Plasma Ceramides Levels in Severe COVID-19 Disease: Correlations with Survival

Scritto il 19/02/2026
da Tri Pham

Open Forum Infect Dis. 2026 Feb 5;13(2):ofag052. doi: 10.1093/ofid/ofag052. eCollection 2026 Feb.

ABSTRACT

BACKGROUND: Dysregulated inflammatory processes have been associated with severe COVID-19 disease. Ceramides, bioactive lipids involved in inflammatory signaling, have been utilized to predict outcomes in chronic cardiometabolic diseases and pancreatic cancer, but their role in COVID-19 remains unknown.

METHODS: This observational study prospectively enrolled patients with COVID-19 disease who required intubation and mechanical ventilation at a Midwestern academic hospital between August 2020 and March 2021. Plasma ceramides 16:0 (C16), 22:0 (C22), and 24:0 (C24) and inflammatory markers (CRP, ESR, D-Dimer, and ferritin) were collected and organized weekly from symptom onset for up to 6 weeks. Patients were grouped by in-hospital mortality status.

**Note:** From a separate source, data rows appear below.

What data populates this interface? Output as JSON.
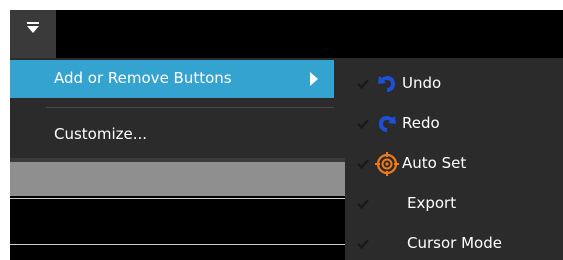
{
  "toolbar": {
    "qat_icon": "dropdown-triangle-icon"
  },
  "menu": {
    "items": [
      {
        "label": "Add or Remove Buttons",
        "has_submenu": true,
        "highlighted": true
      },
      {
        "label": "Customize..."
      }
    ],
    "highlight_color": "#35a3d0"
  },
  "submenu": {
    "items": [
      {
        "label": "Undo",
        "checked": true,
        "icon": "undo-icon"
      },
      {
        "label": "Redo",
        "checked": true,
        "icon": "redo-icon"
      },
      {
        "label": "Auto Set",
        "checked": true,
        "icon": "auto-set-icon"
      },
      {
        "label": "Export",
        "checked": true,
        "icon": ""
      },
      {
        "label": "Cursor Mode",
        "checked": true,
        "icon": ""
      }
    ]
  },
  "colors": {
    "menu_bg": "#2b2b2b",
    "icon_blue": "#1e4fd8",
    "icon_orange": "#f07a1a"
  }
}
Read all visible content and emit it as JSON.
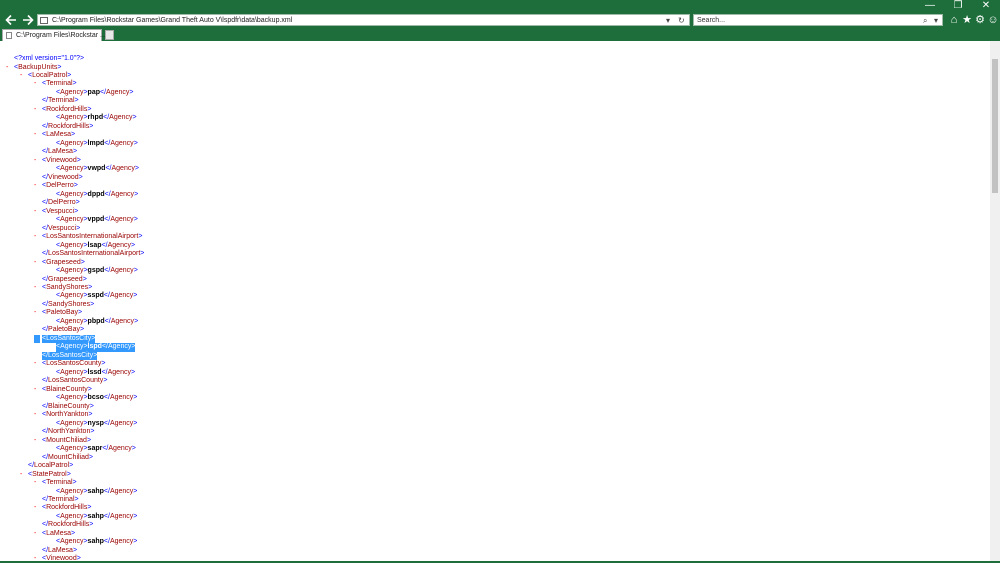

Linear mixed-effects models assessed temporal trends and associations between ceramides, inflammatory markers, and clinical outcomes.

RESULTS: We enrolled 53 patients with COVID-19. Demographic and clinical characteristics were similar between survival groups, except nonsurvivors more frequently received convalescent plasma (77% vs 44%, P = .04). C16, C22, and C24 followed similar temporal trajectories to each other, but demonstrated an inverse pattern when compared with other inflammatory markers. Nonsurvivors demonstrated higher plasma levels of all the ceramide species in the first week of illness, followed by lower levels compared with survivors in subsequent weeks.

CONCLUSIONS: The synchronous trajectories of C16, C22, and C24 differ from patterns reported in chronic disease and suggest their behavior may vary with disease acuity. Their inverse trend with standard inflammatory markers resembles the behavior of negative acute-phase reactants. Further research into ceramide flux dynamics in the acute-to-subacute phase of disease is needed.